即席麺市場は、主要メーカー(一部除く)の価格改定に伴い、6月からNB製品の店頭売価が新値に順次切り替わっている。急激なコスト上昇を背景に昨年6月以来、2年連続の値上げとなる。今後、特売などのハイ&ロー政策をとるスーパーでは、新価格での販促強化で従前の売上を確保できるかが課題となってくる。一方、大手コンビニは今年もメーカーの希望小売価格に沿った新値に移行。PB強化との2本柱で挑む。足元ではドラッグストアの存在感が増しており、業態間のシェア動向も注目される。
6月初旬、都内の大手スーパーではチラシで袋麺「サッポロ一番 5個パック」が398円(税別、以下同)、カップ麺「マルちゃん 赤いきつねうどん」が128円で売り出された。改定前に比べ、おおむね前者は30~40円高、後者は10~20円高となった。他のスーパーでは、「カップヌードル」のレギュラーサイズをアイテム別で定番188円(改定前168円)、特売138円(同128円)と値付け。袋麺5個パックは定番棚で上限518円(同468円)、エンドのお買い得品で368~398円(同298~368円)などとした。
即席麺業界には誰もが知るロングセラーのNBが数多くある。メーカーはそのブランド力を商品リニューアルやテレビCMなどのプロモーション施策でさらに磨く。流通サイドは定番棚での指名買いを想定しつつ、月間や日替わりの特売で価格にメリハリをつけたいところ。今後は両者で新たな値ごろ感を定着させられるかがポイントになる。
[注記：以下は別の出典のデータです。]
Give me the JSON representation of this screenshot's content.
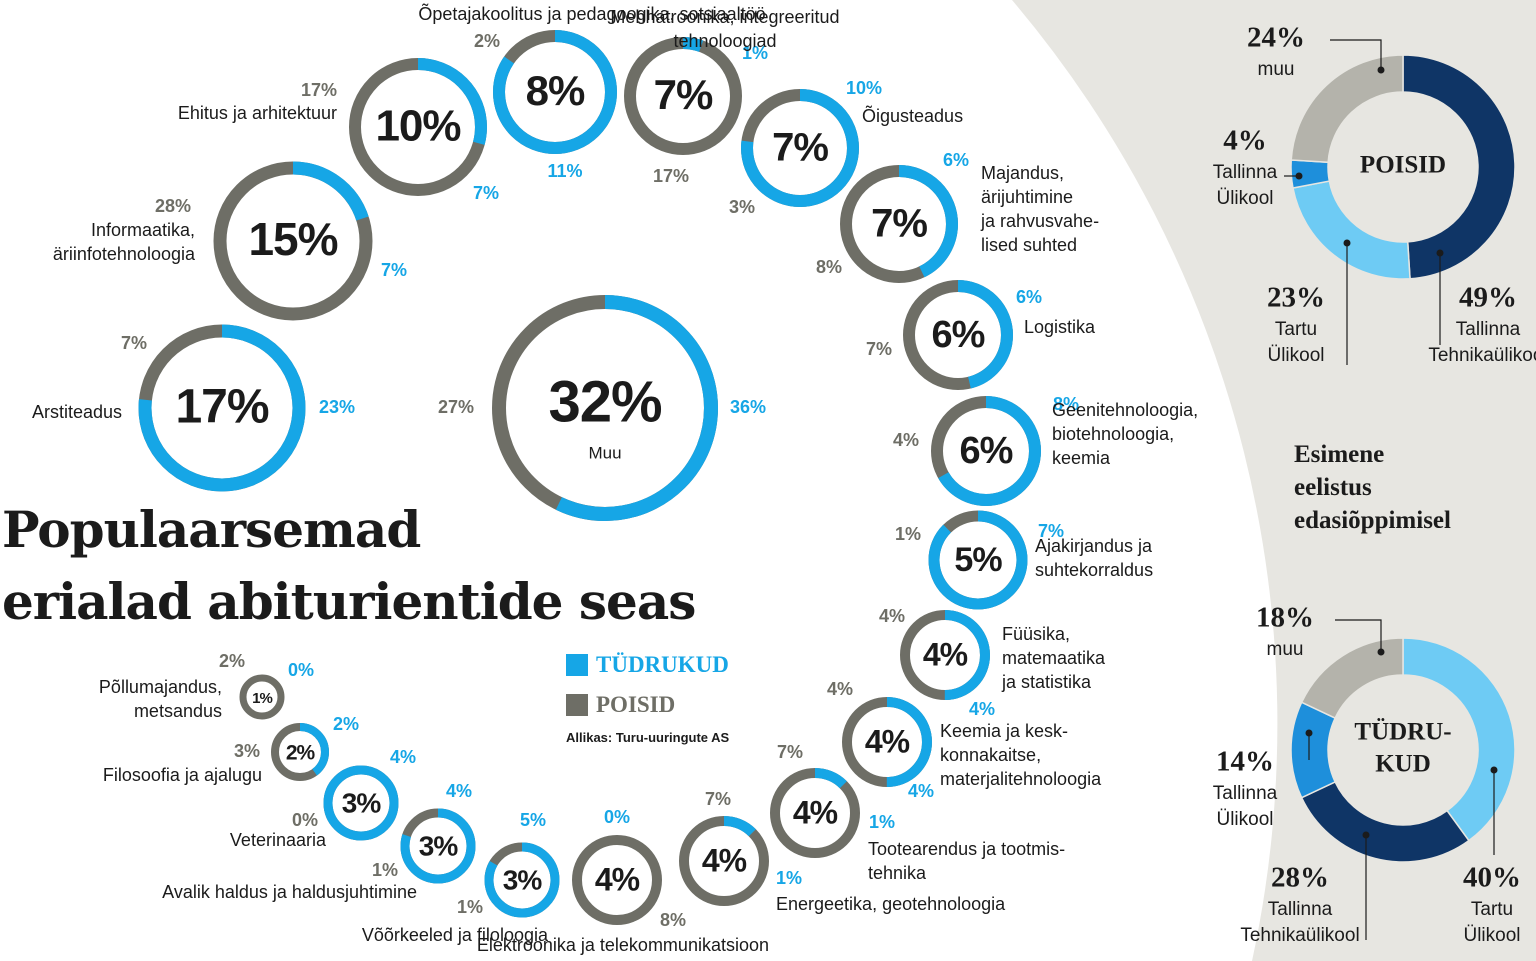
{
  "title_line1": "Populaarsemad",
  "title_line2": "erialad abiturientide seas",
  "legend": {
    "girls_label": "TÜDRUKUD",
    "boys_label": "POISID"
  },
  "source": "Allikas: Turu-uuringute AS",
  "side_heading": [
    "Esimene",
    "eelistus",
    "edasiõppimisel"
  ],
  "colors": {
    "girls": "#16a6e6",
    "boys": "#6e6e66",
    "side_panel": "#e7e6e1",
    "text": "#1b1b1b",
    "dark_navy": "#0f3566",
    "mid_blue": "#1e8fdb",
    "light_blue": "#6ecbf4",
    "grey": "#b4b3ab"
  },
  "chart_data": [
    {
      "type": "donut-grid",
      "series": [
        {
          "name": "TÜDRUKUD"
        },
        {
          "name": "POISID"
        }
      ],
      "items": [
        {
          "field": "Muu",
          "total": "32%",
          "girls": "36%",
          "boys": "27%"
        },
        {
          "field": "Arstiteadus",
          "total": "17%",
          "girls": "23%",
          "boys": "7%"
        },
        {
          "field": "Informaatika, äriinfotehnoloogia",
          "total": "15%",
          "girls": "7%",
          "boys": "28%"
        },
        {
          "field": "Ehitus ja arhitektuur",
          "total": "10%",
          "girls": "7%",
          "boys": "17%"
        },
        {
          "field": "Õpetajakoolitus ja pedagoogika, sotsiaaltöö",
          "total": "8%",
          "girls": "11%",
          "boys": "2%"
        },
        {
          "field": "Mehhatroonika, integreeritud tehnoloogiad",
          "total": "7%",
          "girls": "1%",
          "boys": "17%"
        },
        {
          "field": "Õigusteadus",
          "total": "7%",
          "girls": "10%",
          "boys": "3%"
        },
        {
          "field": "Majandus, ärijuhtimine ja rahvusvahelised suhted",
          "total": "7%",
          "girls": "6%",
          "boys": "8%"
        },
        {
          "field": "Logistika",
          "total": "6%",
          "girls": "6%",
          "boys": "7%"
        },
        {
          "field": "Geenitehnoloogia, biotehnoloogia, keemia",
          "total": "6%",
          "girls": "8%",
          "boys": "4%"
        },
        {
          "field": "Ajakirjandus ja suhtekorraldus",
          "total": "5%",
          "girls": "7%",
          "boys": "1%"
        },
        {
          "field": "Füüsika, matemaatika ja statistika",
          "total": "4%",
          "girls": "4%",
          "boys": "4%"
        },
        {
          "field": "Keemia ja keskkonnakaitse, materjalitehnoloogia",
          "total": "4%",
          "girls": "4%",
          "boys": "4%"
        },
        {
          "field": "Tootearendus ja tootmistehnika",
          "total": "4%",
          "girls": "1%",
          "boys": "7%"
        },
        {
          "field": "Energeetika, geotehnoloogia",
          "total": "4%",
          "girls": "1%",
          "boys": "7%"
        },
        {
          "field": "Elektroonika ja telekommunikatsioon",
          "total": "4%",
          "girls": "0%",
          "boys": "8%"
        },
        {
          "field": "Võõrkeeled ja filoloogia",
          "total": "3%",
          "girls": "5%",
          "boys": "1%"
        },
        {
          "field": "Avalik haldus ja haldusjuhtimine",
          "total": "3%",
          "girls": "4%",
          "boys": "1%"
        },
        {
          "field": "Veterinaaria",
          "total": "3%",
          "girls": "4%",
          "boys": "0%"
        },
        {
          "field": "Filosoofia ja ajalugu",
          "total": "2%",
          "girls": "2%",
          "boys": "3%"
        },
        {
          "field": "Põllumajandus, metsandus",
          "total": "1%",
          "girls": "0%",
          "boys": "2%"
        }
      ]
    },
    {
      "type": "pie",
      "title": "POISID",
      "slices": [
        {
          "label": "Tallinna Tehnikaülikool",
          "value": 49
        },
        {
          "label": "Tartu Ülikool",
          "value": 23
        },
        {
          "label": "Tallinna Ülikool",
          "value": 4
        },
        {
          "label": "muu",
          "value": 24
        }
      ]
    },
    {
      "type": "pie",
      "title": "TÜDRUKUD",
      "slices": [
        {
          "label": "Tartu Ülikool",
          "value": 40
        },
        {
          "label": "Tallinna Tehnikaülikool",
          "value": 28
        },
        {
          "label": "Tallinna Ülikool",
          "value": 14
        },
        {
          "label": "muu",
          "value": 18
        }
      ]
    }
  ]
}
大手コンビニ3社は6月5日から順次、NBのカップ麺はレギュラーで税別235~236円、大盛・ビッグで同270~271円とした。PBの定番はレギュラーが同137~139円、大盛・ビッグが184~188円などで展開。200円台前半でお得感ある有名ラーメン店とのコラボ商品もラインアップする。昨年来、PBは値ごろ感が支持されて急伸し、存在感を高めた。
「NB・PBとも売り場の柱となる強い定番商品をしっかりと売っていきたい」(コンビニ商品担当)。
一方、近年はドラッグストアの台頭やコロナ禍の影響で業態間のシェアが変動している。インテージSRI+データで見ると、22年度(4~3月)のカップ麺販売食数の構成比はスーパーが57.5%(18年度57.2%)、コンビニが23.6%(同26.6%)、ドラッグストアが16.9%(同13.9%)、ホームセンターが1.9%(同2.3%)となっている。
インテージ市場アナリストの木地利光氏は「カップ麺の業態別販売動向をみると、ドラッグストアの22年度対18年度比は金額で29.7%増、食数で14.4%増と大きく伸長。ドラッグストアの平均食数単価は他業態より低く、お買い得感があることが好調要因として挙げられる。コロナ禍でマスクや消毒剤などとまとめて買える利便性の高さも支持されたと推察」と解説する。
即席麺は、ニーズの多様化や複数回にわたる価格改定を背景に、業態ごとの商品構成や価格帯が複雑化している。物価高の中でコスパを強みに底堅い需要が見込める一方、メーカーや流通関係者は消費動向にあわせた難しいかじ取りを迫られている。